Опять?! Откуда, черт возьми, они догадываются!
– Какое это имеет значение? Разве с провинциалов берут дороже?
– Не обижайтесь, господин ученик… Вы, очевидно, еще не знаете: четыре леи – это во втором классе…
– А здесь первый?
– Конечно! Второй класс – это прицеп. Если бы вы вошли туда, вы бы заплатили только четыре. – И она указала на болтающийся сзади вагон.
– Какая разница?
– Никакой. Там старые вагоны…
– Разве это имеет значение?
– Смотря для кого… Вагон сейчас остановится, и вы можете пройти туда. Одна лея – небольшие деньги… но и одна лея на улице не валяется…
Она сказала это таким добродушным тоном, что я решил перейти. Она права: в этом городе одна лея тоже может пригодиться, и на улице ее не найдешь…
Когда трамвай остановился, я перешел во второй вагон.
«Никакой разницы», – сказала она.

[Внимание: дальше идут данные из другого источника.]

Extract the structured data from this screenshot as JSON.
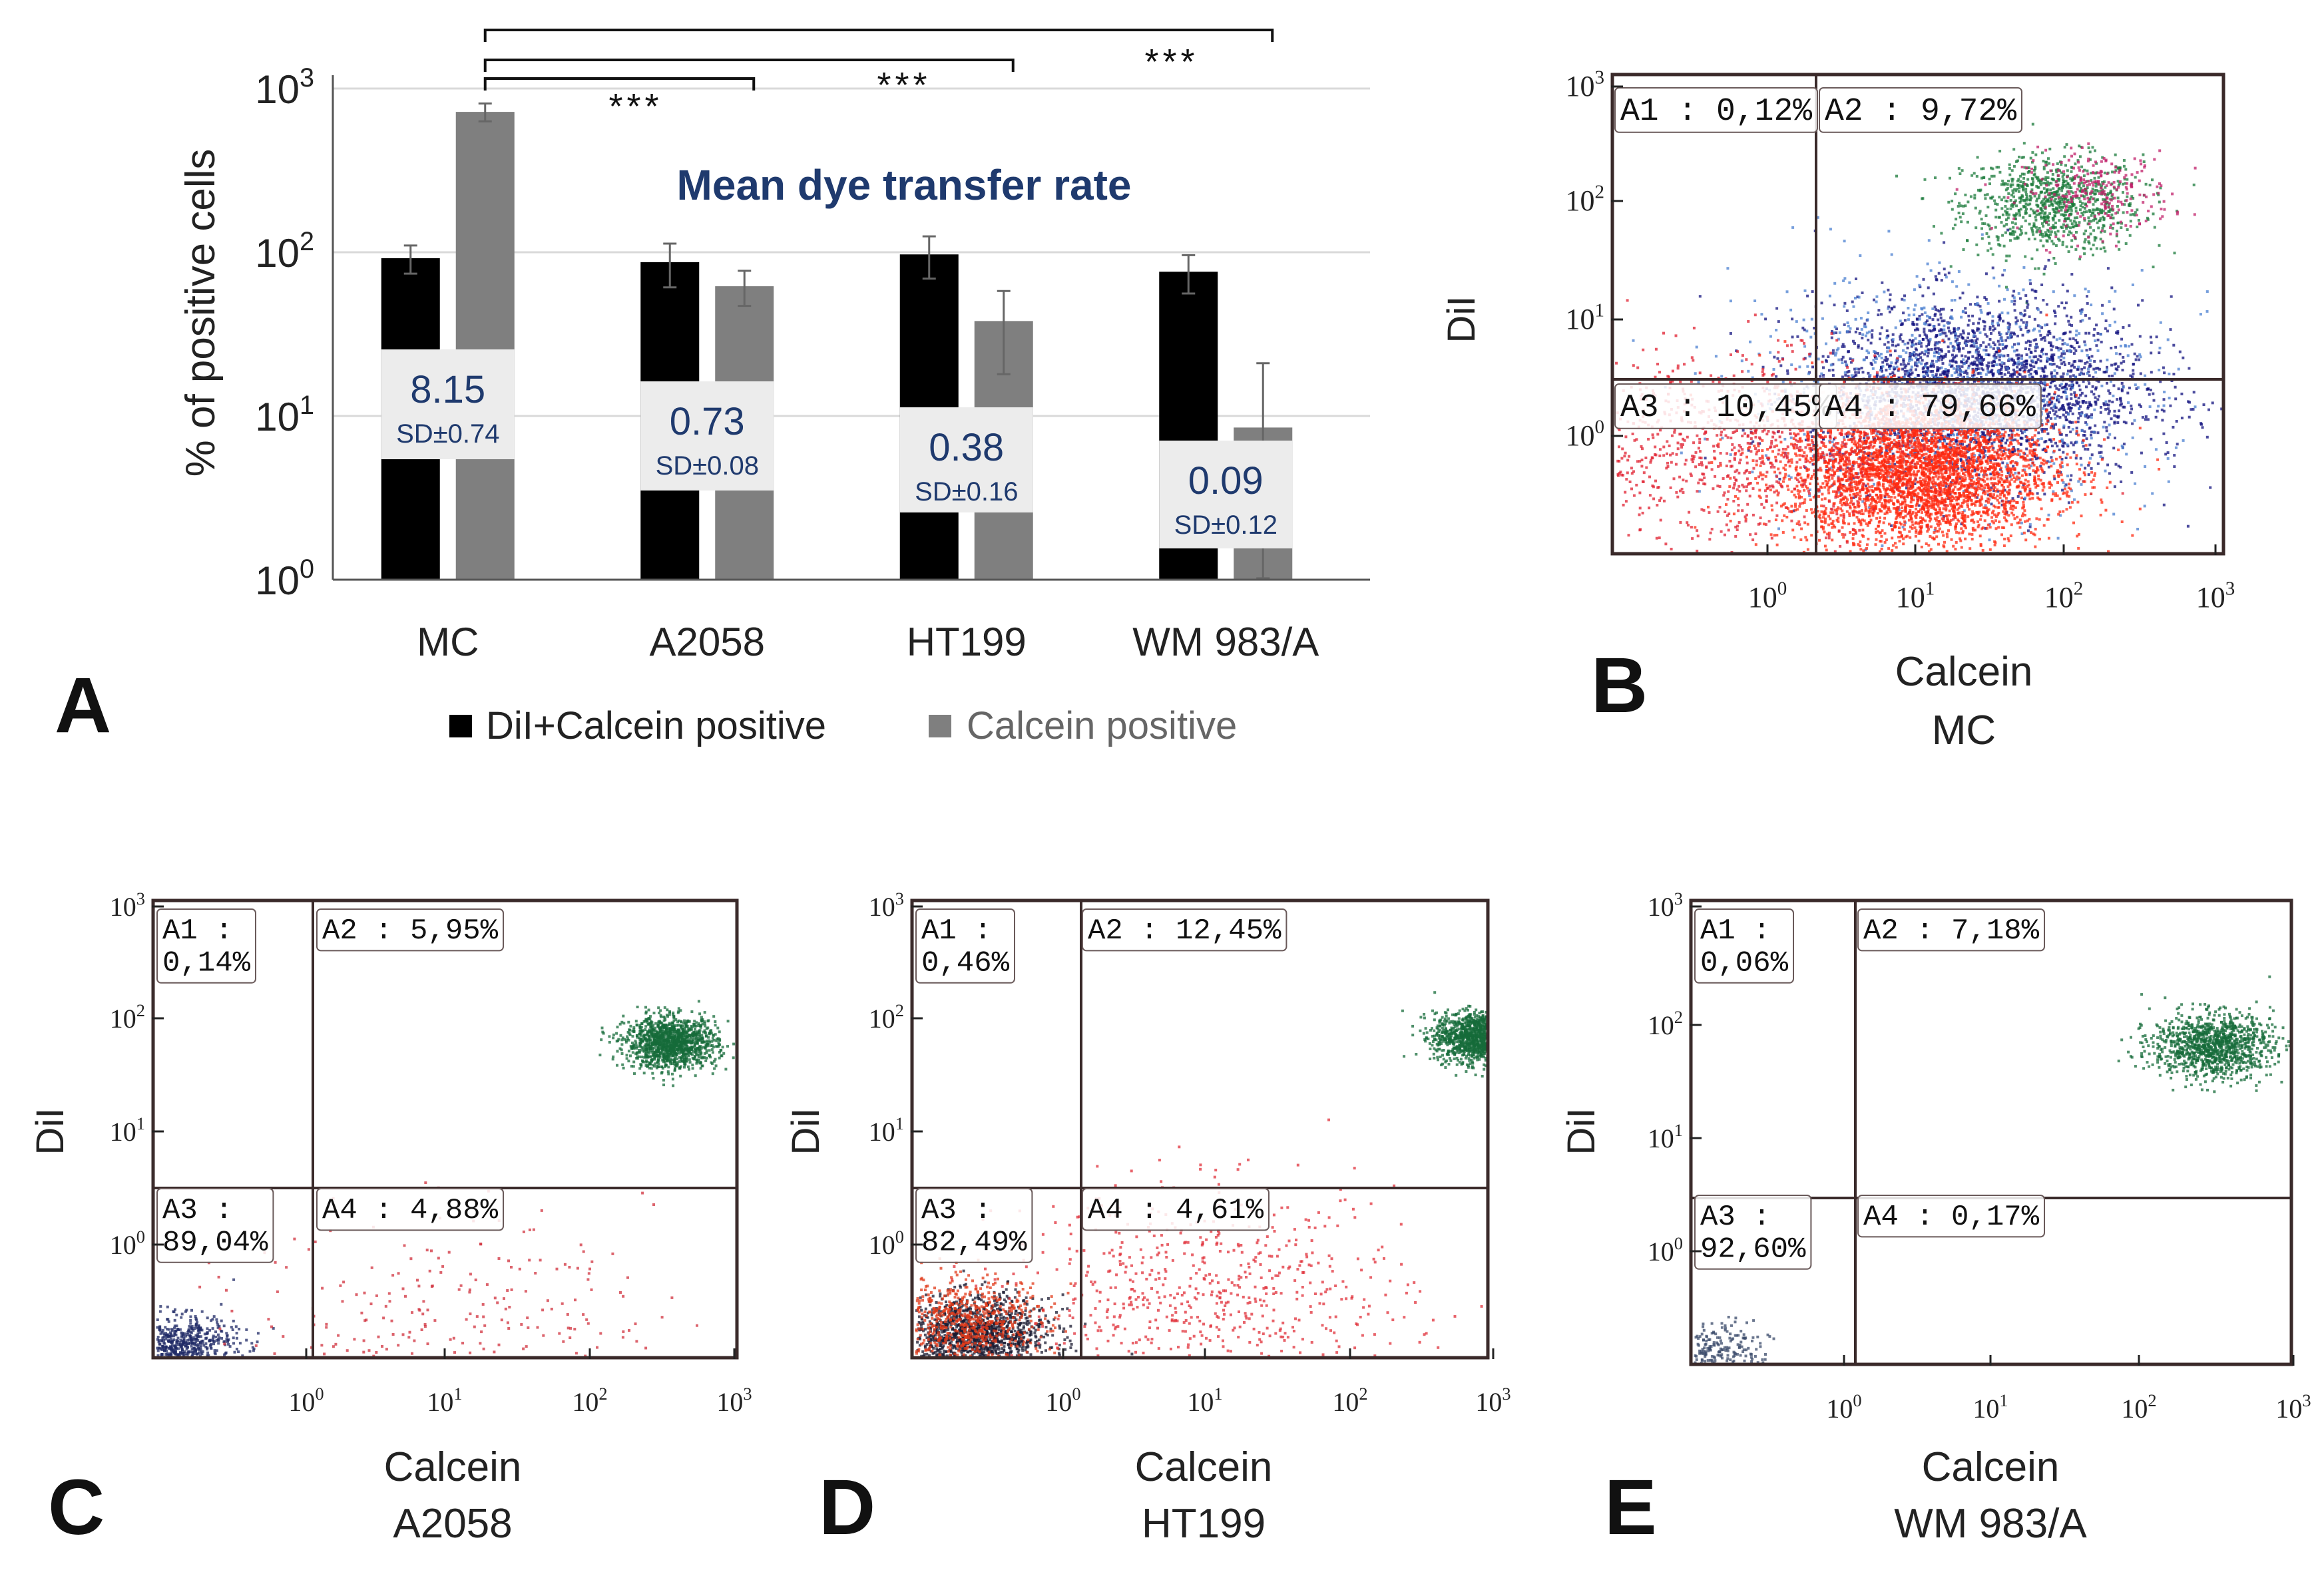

О нет! Я увидел ее сразу. Разница была не только в самом вагоне, хотя прицеп, в котором я очутился, был сам по себе достаточно плох: узкий, тесный, с двумя простыми деревянными скамейками по бокам, к тому же битком набитый пассажирами. И вот здесь-то и начиналась разница. Еще на остановке я успел заметить странное предпочтение, которое отдавалось прицепам: первый вагон подходил к стоянке полупустой, прицеп переполненный, но большинство пассажиров бросалось именно туда, хотя в нем уже не было ни одного свободного места.
Разница – одна лея! Но она не валяется на улице… И оказалось, что она обладает свойством волшебной палочки, разделяющей людей на две категории. Здесь, в тесном прицепе, сидели, держались за кожаные ремни и висели на подножках все те, кто были в помятой, поношенной или грязной одежде, изможденные, бледные, низкорослые, скрюченные, сгорбленные; здесь господствовали темные и унылые тона, здесь чувствовалось тяжелое дыхание десятков ртов и запах пота разгоряченных тел. А в это время вагон первого класса представлял собой совсем иную картину: кроме двух дам и молодого человека в ярком костюме, там стоял теперь господин в отлично выутюженных брюках, мальчик в красивой куртке, молодая девушка в белых перчатках и светлой кокетливой шляпке. Другие лица. Другие цвета. Наверно, и другие запахи.
Странная, потрясающая картина! И у нас в городе и в моем родном селе я видел с детства бедных и богатых, хорошо и плохо одетых людей, видел пышно наряженных барышень в парке и босых, нищих мужиков на базаре. Но это было совсем
не то. Здесь, на бухарестских трамвайных остановках, в течение нескольких секунд происходило моментальное и безошибочно грубое и зримое разделение уличной толпы на две категории, два класса, быть может на две расы. Впоследствии я видел в том же городе другие контрасты. Но ничто не поразило меня так, как молчаливый и непрерывный, всем известный, но никого не удивляющий отбор, происходивший на трамвайных остановках. Он произвел на меня такое впечатление, что в ту первую поездку по бухарестским улицам я ничего другого не запомнил. Не увидел я тогда ни шумных улиц, ни огромных домов, ни каменных набережных и рыжевато-грязной воды реки Дымбовицы, ни пестрых рекламных плакатов, развешанных всюду. Я смотрел все время только на людей, дожидающихся трамвая на остановках, и гадал, кто из них войдет в первый и кто во второй класс.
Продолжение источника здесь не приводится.